Sudan's government is warning that it will not accept a joint United Nations and African Union force that has the mandate to use all means necessary - including force - to keep the peace in Darfur. As Nick Wadhams reports from Nairobi, a foreign ministry spokesman says he believes a compromise can be found even though the demand may be a deal-breaker for the U.N. Security Council.

Foreign Ministry spokesman Ali Sadiq Ali says Sudan is in consultations about the mandate for a force of 26,000 troops sent to Darfur by the African Union and the United Nations.

France and Britain have drafted a resolution that would allow the peacekeepers to use all necessary means, including force, to protect itself as well as civilians in Darfur. Some 200,000 people have been killed and more than 2 million have fled since fighting began there in 2003.

Yet Sudan is bristling at this idea and wants a weaker mandate that would constrict the force's action. Sudan describes a stronger mandate as a violation of its sovereignty.

The foreign ministry spokesman, Ali Sadiq Ali, says peacekeepers should focus only on making sure a peace agreement from last year is kept, and nothing else.

"We believe that comp language is possible," Ali said. "We are engaging in consultations with the security council, we hope we will come to an agreement. The main mandate of the African Union mission in Darfur and the mandate of the hybrid force which is to come very soon to Sudan is to implement the peace agreement and to keep peace, not to enforce peace."

Last year, Sudan rejected a Security Council resolution that would have deployed 22,000 U.N. troops to Darfur with a robust mandate. The 7,000 African Union peacekeepers now in place are under-funded and have failed to stem the violence.

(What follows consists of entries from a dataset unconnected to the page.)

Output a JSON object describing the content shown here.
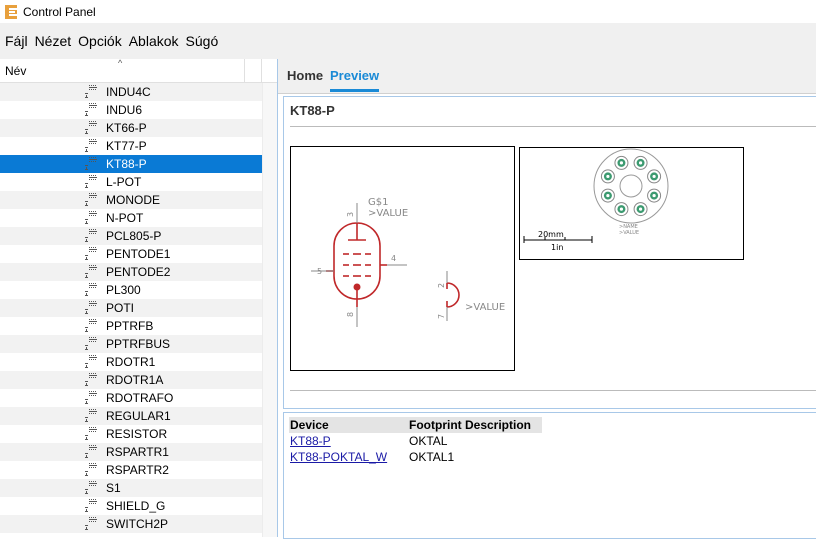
{
  "window": {
    "title": "Control Panel",
    "icon": "eagle-app-icon",
    "icon_color": "#e8a03c"
  },
  "menu": [
    "Fájl",
    "Nézet",
    "Opciók",
    "Ablakok",
    "Súgó"
  ],
  "list": {
    "header": "Név",
    "sort_indicator": "^",
    "items": [
      "INDU4C",
      "INDU6",
      "KT66-P",
      "KT77-P",
      "KT88-P",
      "L-POT",
      "MONODE",
      "N-POT",
      "PCL805-P",
      "PENTODE1",
      "PENTODE2",
      "PL300",
      "POTI",
      "PPTRFB",
      "PPTRFBUS",
      "RDOTR1",
      "RDOTR1A",
      "RDOTRAFO",
      "REGULAR1",
      "RESISTOR",
      "RSPARTR1",
      "RSPARTR2",
      "S1",
      "SHIELD_G",
      "SWITCH2P"
    ],
    "selected": "KT88-P",
    "selection_color": "#0a7ad5"
  },
  "tabs": {
    "home": "Home",
    "preview": "Preview",
    "active": "Preview",
    "accent": "#1a8ad6"
  },
  "preview": {
    "title": "KT88-P",
    "symbol": {
      "name_label": "G$1",
      "value_label": ">VALUE",
      "value_label2": ">VALUE",
      "pins": [
        "3",
        "4",
        "5",
        "8",
        "2",
        "7"
      ],
      "color": "#c0282a"
    },
    "footprint": {
      "name_label": ">NAME",
      "value_label": ">VALUE",
      "scale_metric": "20mm",
      "scale_imperial": "1in",
      "pad_color": "#3c9a70"
    }
  },
  "device_table": {
    "headers": [
      "Device",
      "Footprint Description"
    ],
    "rows": [
      {
        "device": "KT88-P",
        "footprint": "OKTAL"
      },
      {
        "device": "KT88-POKTAL_W",
        "footprint": "OKTAL1"
      }
    ]
  }
}
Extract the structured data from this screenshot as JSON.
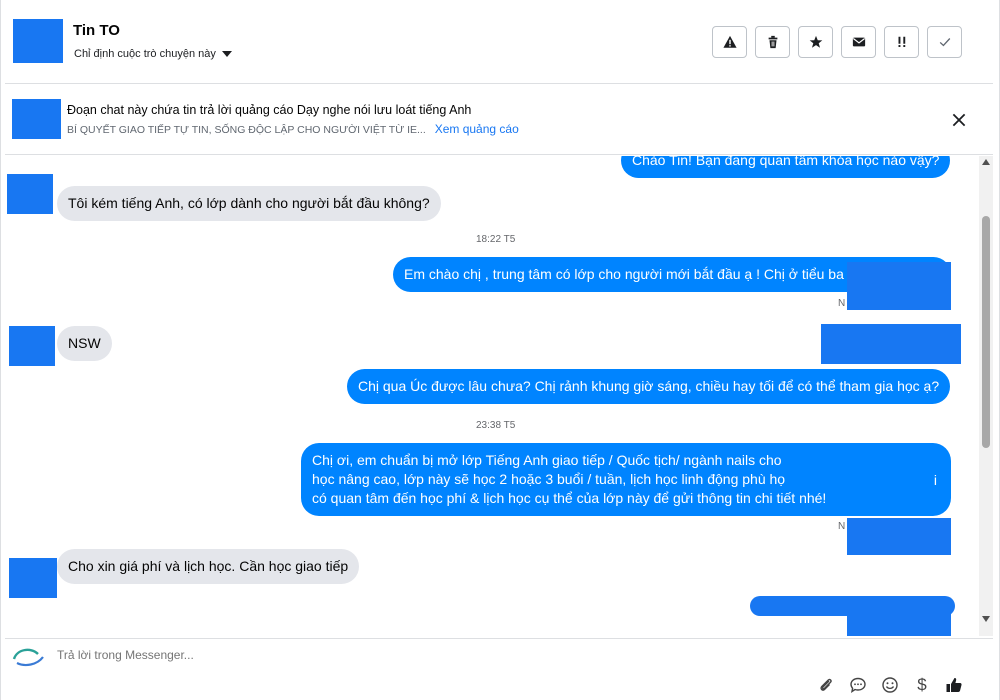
{
  "header": {
    "contact_name": "Tin TO",
    "assign_label": "Chỉ định cuộc trò chuyện này",
    "actions": [
      "warning-icon",
      "trash-icon",
      "star-icon",
      "envelope-icon",
      "important-icon",
      "check-icon"
    ]
  },
  "ad_banner": {
    "title": "Đoạn chat này chứa tin trả lời quảng cáo Dạy nghe nói lưu loát tiếng Anh",
    "subtitle": "BÍ QUYẾT GIAO TIẾP TỰ TIN, SỐNG ĐỘC LẬP CHO NGƯỜI VIỆT TỪ IE...",
    "link_text": "Xem quảng cáo"
  },
  "messages": {
    "m0": "Chào Tin! Bạn đang quan tâm khóa học nào vậy?",
    "m1": "Tôi kém tiếng Anh, có lớp dành cho người bắt đầu không?",
    "ts1": "18:22 T5",
    "m2": "Em chào chị , trung tâm có lớp cho người mới bắt đầu ạ ! Chị ở tiểu ba",
    "seen1": "N",
    "m3": "NSW",
    "m4": "Chị qua Úc được lâu chưa? Chị rảnh khung giờ sáng, chiều hay tối để có thể tham gia học ạ?",
    "ts2": "23:38 T5",
    "m5_line1": "Chị ơi, em chuẩn bị mở lớp Tiếng Anh giao tiếp / Quốc tịch/ ngành nails cho",
    "m5_line2": "học nâng cao, lớp này sẽ học 2 hoặc 3 buổi / tuần, lịch học linh động phù họ",
    "m5_line3": "có quan tâm đến học phí & lịch học cụ thể của lớp này để gửi thông tin chi tiết nhé!",
    "m5_tail": "i",
    "seen2": "N",
    "m6": "Cho xin giá phí và lịch học. Cần học giao tiếp"
  },
  "composer": {
    "placeholder": "Trả lời trong Messenger..."
  },
  "colors": {
    "brand": "#1877f2",
    "outgoing": "#0084ff",
    "incoming": "#e4e6eb"
  }
}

The hybrid force was supposed to be a compromise but could stall over the disagreements about how much strength the troops will be allowed to show.

The dispute comes as Sudan's president, Omar Al-Bashir, made his first trip through Darfur since the fighting broke out in 2003. His government is accused of having fueled the Darfur crisis by unleashing Arab horsemen who have terrorized villagers across the vast western province.

The Sudanese leader taunted the United States and Britain while he was there, saying that the two were exaggerating the region's problems to hide what he called their failure in Iraq.

Bashir said President George W. Bush and Prime Minister Gordon Brown would never announce a visit to Iraq before it was over. He dared them to appear before crowds of Iraqis, just like he was doing in Darfur.

In characteristically blunt terms, Bashir also lashed out at aid groups. He accused them of collecting money in the name of Darfur and spending it elsewhere. He also suggested that the groups were turning refugee camps into museums where human misery was put on display for the rest of the world to see.